Now that we have defined our area of concern as the highway buffer, we would like to explore whether there are
differences in the socioeconomic composition of the populations who resided within the buffer versus elsewhere.

That is, were people of color disproportionately residing in the buffer region?

To answer this question we will compare the composition of the overall population  to that of the buffer.

The overall composition from above is:

In [None]:
base.county_composition

Unfortunately, there is no official data published that reports the composition within the buffer.

## Areal Interpolation
We can however, adopt [*areal interpolation*](https://github.com/pysal/tobler#pysal-tobler) to estimate the population inside the buffers.

In [None]:
import tobler
ae = tobler.area_weighted.area_interpolate

In [None]:
extensive_variables = ['n_total_pop',
                       'n_nonhisp_white_persons',
                       'n_hispanic_persons',
                       'n_nonhisp_black_persons'
                       ]

In [None]:
estimates = ae(source_df=sd, target_df=bdf,
               extensive_variables=extensive_variables,
               allocate_total=False)

In [None]:
estimates.head() # estimates of population in buffer

In [None]:
county_totals

In [None]:
estimates.sum() / county_totals # percent of each group living in buffer

Overall, we see that 23.7 percent of San Diego's population lived within 1,000 feet of a freeway in 2010.

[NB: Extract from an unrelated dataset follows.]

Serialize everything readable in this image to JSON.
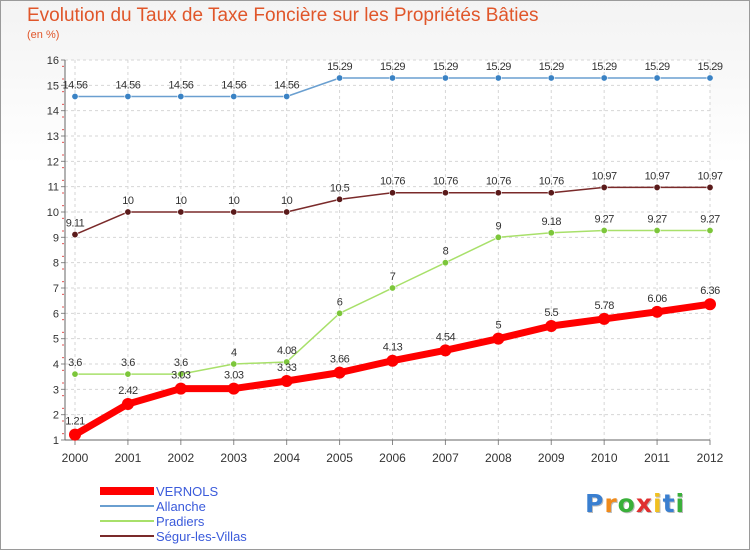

Loosely speaking, if you randomly selected a person from San Diego county in 2010, the probability that individual lived within the buffer would 0.237.

If we now condition on race/ethnicity, we see differences emerge. If you randomly selected a person who identified as nonhispanic white on the census, that probability drops to 0.222.

The probability that a randomly selected person from the hispanic population in the county resided in the buffer is estimed at 0.274.

And for individuals who identified as black, the probability of residing in the freeway buffer is 0.221.







Another way to look at this is to compare the population composition for the county as a whole to the population composition for the buffers.

In [None]:
base.county_composition

In [None]:
estimates[extensive_variables]/estimates.n_total_pop[0]

What we find is that the white population is underrepresented within the buffer (45.5 percent of the buffer population versus 48.5 percent of the county population),
the hispanic population is overrepresented within the buffer (37 percent of the buffer population versus 32 percent of the county population), and the 
black population is slightly underrepresented within the buffer (4.5 percent of the buffer population versus 4.8 percent of the county poulation).

## Summary

This notebook introduces a number of spatial methods that are used in environmental disparities research. 
These focus on exploratory analysis which lets the student interact with the spatial patterns underlying the world they experience.